Azal : En effet, j’ai eu la chance de rentrer directement par la grande porte alors qu’au départ, je voulais juste lutter contre ma timidité ! Ensuite les choses se sont enclenchées toutes seules puisque Ariane Mouchkine m’a sollicité pour intervenir avec des chants de mon patrimoine dans un spectacle. Je me suis donc retrouvé directement dans un cadre professionnel !

Par la suite, j’ai eu d’autres opportunités comme par exemple le théâtre du Bolchoï, pour le Boléro de Ravel. Au début, je devais juste intervenir comme acteur ou musicien mais un mois avant le spectacle quand j’ai pris connaissance de mon futur costume et des décors qui avaient été prévus, j’ai refusé de signer mon contrat tant que l’on ne modifiait pas ces décors et ces costumes absolument caricaturaux. La production était affolée car il ne restait plus qu’un mois pour corriger cela et lancer une nouvelle création. Je leur ai proposé de relever le défi et ai tout conçu en une nuit ! Il fallait, avec un budget très restreint, réaliser concrètement ces costumes. Toutes mes sœurs et leurs amies se sont mises à l’ouvrage et ont réussi à impressionner le Bolchoï en livrant les costumes dans un temps défiant toute concurrence ! J’avais même fabriqué les bijoux, d’inspiration berbère, selon des techniques modernes permettant de faire illusion. Le résultat était superbe et au-delà de toute espérance.

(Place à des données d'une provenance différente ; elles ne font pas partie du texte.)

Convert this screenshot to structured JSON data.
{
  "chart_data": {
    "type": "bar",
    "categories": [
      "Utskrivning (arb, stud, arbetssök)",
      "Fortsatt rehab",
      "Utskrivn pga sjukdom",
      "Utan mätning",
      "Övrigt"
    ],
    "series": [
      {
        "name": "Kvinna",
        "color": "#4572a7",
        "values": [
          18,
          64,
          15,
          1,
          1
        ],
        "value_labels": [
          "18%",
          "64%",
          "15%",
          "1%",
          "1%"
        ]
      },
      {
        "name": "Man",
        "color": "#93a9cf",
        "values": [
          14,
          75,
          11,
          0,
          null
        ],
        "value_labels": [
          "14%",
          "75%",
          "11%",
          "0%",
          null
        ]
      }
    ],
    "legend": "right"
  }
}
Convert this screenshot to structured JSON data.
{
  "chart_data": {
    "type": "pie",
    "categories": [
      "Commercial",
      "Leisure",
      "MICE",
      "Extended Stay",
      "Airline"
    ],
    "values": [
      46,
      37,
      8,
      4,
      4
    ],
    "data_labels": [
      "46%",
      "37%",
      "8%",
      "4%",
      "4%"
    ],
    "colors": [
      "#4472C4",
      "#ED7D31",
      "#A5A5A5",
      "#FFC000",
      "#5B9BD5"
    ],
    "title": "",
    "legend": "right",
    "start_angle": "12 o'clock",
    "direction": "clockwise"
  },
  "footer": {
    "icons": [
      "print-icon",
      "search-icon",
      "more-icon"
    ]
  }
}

C. B. : Chanteur, acteur, scénographe, costumier, créateur de bijoux… As-tu une préférence ?

Azal : Quand on est artiste, c’est la sensibilité qui compte. On peut s’exprimer avec autant de plaisir dans différents domaines. Je m’adapte très facilement aux différentes propositions.

J’ai vécu longtemps aussi en vendant mes toiles, après mes études aux Beaux-arts d’Alger, où j’ai eu la chance d’être sélectionné sur concours. Par la suite, je m’étais spécialisé en peinture classique et j’ai eu la chance de décrocher une bourse qui m’a permis de m’imprégner sur place, des chefs-d’œuvre de la Renaissance italienne. Cela a considérablement nourri ma sensibilité et mon attirance vers la perfection des différents arts que j’aborde.

C. B. : On constate en effet une recherche de la perfection visible au niveau de la voix, des interventions diverses, de la musique et des costumes. On sent une équipe complice et bien rôdée.

Azal : En effet, Moussa Kaci m’accompagne depuis des années à la flûte. Mes choristes m’ont suivi aussi de spectacle en spectacle. J’ai effectué des tournées aussi avec cette équipe. Nadia et Rezki Rabia m’ont accompagné par exemple sur les spectacles de RACONTE’ARTS, qui se déroule chaque année en Kabylie dans un village différent sélectionné par l’équipe de Hacène Metref.